Spring Break Recap...

March 24, 2013

Honestly, I'd just as soon have a do-over.  Here in Arkansas, our weather is rarely nice for the week of spring break.  I'm so tired of cold and rain and clouds that I could just throw myself a little fit.  I need some sunshine soon, really soon.  The yucky weather coupled with saying good-bye to Jack made for a week that I'm quite ready to move past. 

You'll have to just bear with me a minute because I'm still working through my grief.  Visitation was difficult; the service was difficult.  I have never seen grief displayed in a person's whole being the way I saw it Thursday night in Audrie despite being as composed as one could be in that situation.  There is nothing in the world that I wouldn't do for that family right now.  And, that has gotten me to thinking.  Why do I not go out of my way for people all the time?  When they aren't experiencing loss?  Why am I not willing and even eager to serve others in a way that will bless them, not just a way that is convenient for me?  To say that this incident has changed my life is not an exaggeration.  I cannot fully explain it, but it has.  I do not think I will ever see my children the same way.  Life is so fragile and we take it for granted.  I long to be the kind of mother my friend is -- encouraging, engaging, sacrificial, flexible, fun, and devoted. 

There have been some positives this week; a couple I believe are directly related to the tragedy.  The one I'll share is that my Lilah began asking some questions Saturday (again -- we've talked about this before) and sharing with me that she was ready to ask Jesus into her heart and be baptized.  Well, that happened this evening as her precious Sunday school teacher led her in prayer.  I'm very proud of her and I know that learning death is no respecter of age prompted her to make this decision now.  She has dealt with losing her friend better than we expected.  Her first concern after we told her was for their friend Colby.  She shed some quiet tears in my lap before moving on with her evening.  Later she cuddled up to me and had more questions and every night when we've prayed (since telling her on Thursday) we remember Jack's family and friends and ask for peace and comfort.  She also seems to have more questions each night and we talk about them.  Tonight she asked me if I'd bought a paper last week because she had heard at church that Jack was in it.  I'll have to give her my program from the service and print a copy of his obituary from the funeral home's website.

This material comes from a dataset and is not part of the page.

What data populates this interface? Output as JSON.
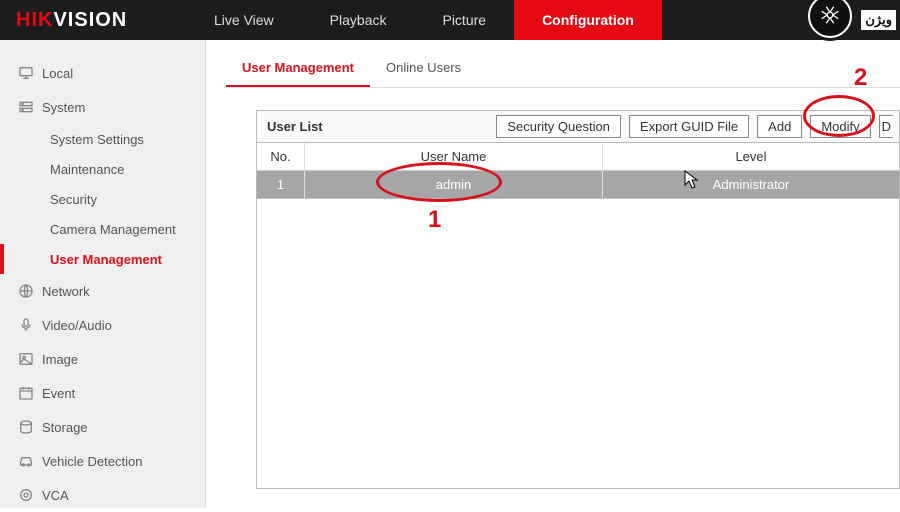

We did find some time to relax and enjoy each other last week.  The beautiful thing about having older children is the sleeping in.  My goodness, it was wonderful!  We also shopped for Easter dresses and no one cried!  And, this is big, Parker passed the driving portion of her driver's test.  Whew.  I'm not sure about that one, but her grumpy tester seemed to think she did fine.  We'll ask the curbs what they think the next time I let her drive through McDonalds.

On Wednesday we took our first trip to Crystal Bridges.  We're definitely going back when the weather is nicer and things are beginning to bud.  It was much too windy to walk the trails, but the art was fantastic.  We didn't see the Norman Rockwell exhibit, but I might like to try to make it back before it leaves.

The architecture is amazing!


Lilah and George

 
Notice the teenagers on their iPhones... They came around and enjoyed the art.


The children's areas were awesome!
Lilah chose to leave this creation on the huge bulletin board with others' pieces.

 
The drop-in studio featured paper-making that day.  Lilah's is somewhere in my car...we think!

Now, this is funny and pre-spring break...  Lilah was the STAR student again the week before, and part of being the STAR student is being the helper during circle time.  Read the photo.  Poor thing -- she's still talking about that SECRET ADMIRER from Valentine's Day.  I will never tell her! I'll leave her to figure it out :)  
 
Oh, I'm going to bed tonight halfway dreading the return to a schedule tomorrow, but also quite happy that we can begin the countdown... Nine more weeks.  That's doable!